AS DOBRAS POÉTICAS

Eis que a amiga Joyce Lima, lá de Itagibá, no sul da Bahia, escreveu na madrugada de hoje aqui no Recanto que “Há sempre um outro lado do que se diz. Nas dobras da poesia há muitos sentidos que se escondem”.

É certo que a Joyce milita profissionalmente na área de Educação e bem sabe que depois da linguística saussuriana o mundo literário deixou de ser uma bola quadrada para se tornar redonda, tal qual certa cerveja descendo na garganta dos boêmios. Quando os formalistas russos suscitaram suas teorias, o mundo se iluminou de pesquisadores e cientistas malucos que desbancaram os alquimistas parnasianos e suas teorias chegaram ao novo século imbuídas de verdades científicas, pois conseguiram dissecar os sapos parnasianos em modernos laboratórios da linguagem. O sentido lexical desceu pelo ralo medieval e nasceu um novo mundo de palavras acesas que não queimam em vão, conforme poética do Quinteto Violado.

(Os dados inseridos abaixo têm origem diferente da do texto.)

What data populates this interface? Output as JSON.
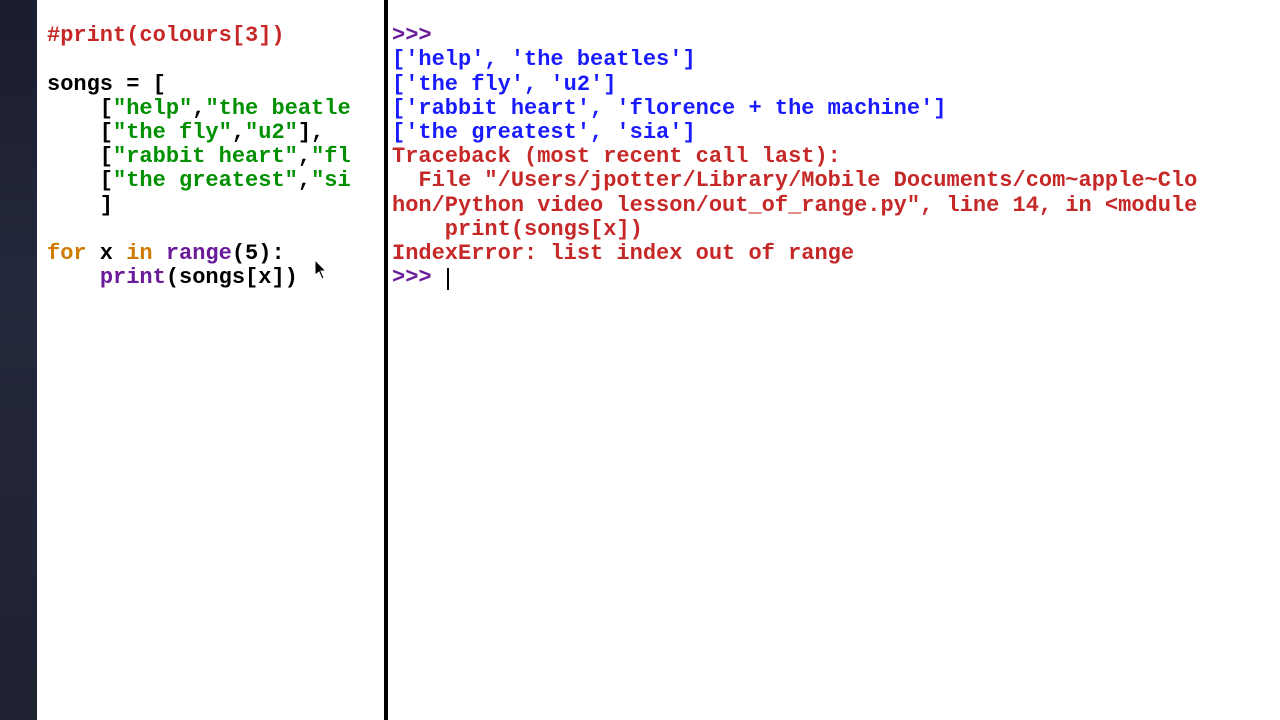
{
  "editor": {
    "top_comment": "#print(colours[3])",
    "assign": "songs = [",
    "row1": {
      "pre": "    [",
      "s1": "\"help\"",
      "sep": ",",
      "s2": "\"the beatle"
    },
    "row2": {
      "pre": "    [",
      "s1": "\"the fly\"",
      "sep": ",",
      "s2": "\"u2\"",
      "close": "],"
    },
    "row3": {
      "pre": "    [",
      "s1": "\"rabbit heart\"",
      "sep": ",",
      "s2": "\"fl"
    },
    "row4": {
      "pre": "    [",
      "s1": "\"the greatest\"",
      "sep": ",",
      "s2": "\"si"
    },
    "closebracket": "    ]",
    "for_kw": "for",
    "for_mid": " x ",
    "in_kw": "in",
    "range_fn": "range",
    "range_args": "(5):",
    "print_fn": "print",
    "print_args": "(songs[x])"
  },
  "shell": {
    "prompt": ">>>",
    "out1": "['help', 'the beatles']",
    "out2": "['the fly', 'u2']",
    "out3": "['rabbit heart', 'florence + the machine']",
    "out4": "['the greatest', 'sia']",
    "trace1": "Traceback (most recent call last):",
    "trace2": "  File \"/Users/jpotter/Library/Mobile Documents/com~apple~Clo",
    "trace3": "hon/Python video lesson/out_of_range.py\", line 14, in <module",
    "trace4": "    print(songs[x])",
    "trace5": "IndexError: list index out of range"
  }
}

Antes de focar no que a autora quis dizer com “as dobras da poesia”, vamos ver o que é poesia, palavra abstrata, que não encontra definição única por ser algo subjetivo, que depende do nosso estado de espírito e capacidade de se enternecer, sonhar, sentir. A poesia está em todo canto e lugar, desde que tenhamos um olhar sensível para tal. Já o poema é a forma concreta da poesia, ou seja, é como codificamos o nosso sentir. Porém nem todo poema é poesia. Para que se alcance o Nirvana da poética é preciso compreender a estilística como a força comunicativa e magnetizadora da poesia e a polissemia, a multissignificação e o sentido figurado como “os vários sentidos que se escondem nas dobras da poesia”.

Escrever linearmente, como prosa, e dar o formato de poema, é um poema, mas nem sempre se pode dizer que é poesia. Escrever “Eu vi o pôr do sol atrás da montanha” é uma narrativa, diferente de se escrever “Eu vi a montanha tragar o sol” ou coisa assim. Ao usar “nas dobras da poesia” Joyce fez uma construção poética, pois deu um significado semântico à palavra “dobras”, em substituição ao léxico “versos”.

Atentem, pois. Quando o poeta diz “lata”, na lata cabe o incabível (Metáfora. Gilberto Gil). E “dobras” é a lata metafórica da Joyce.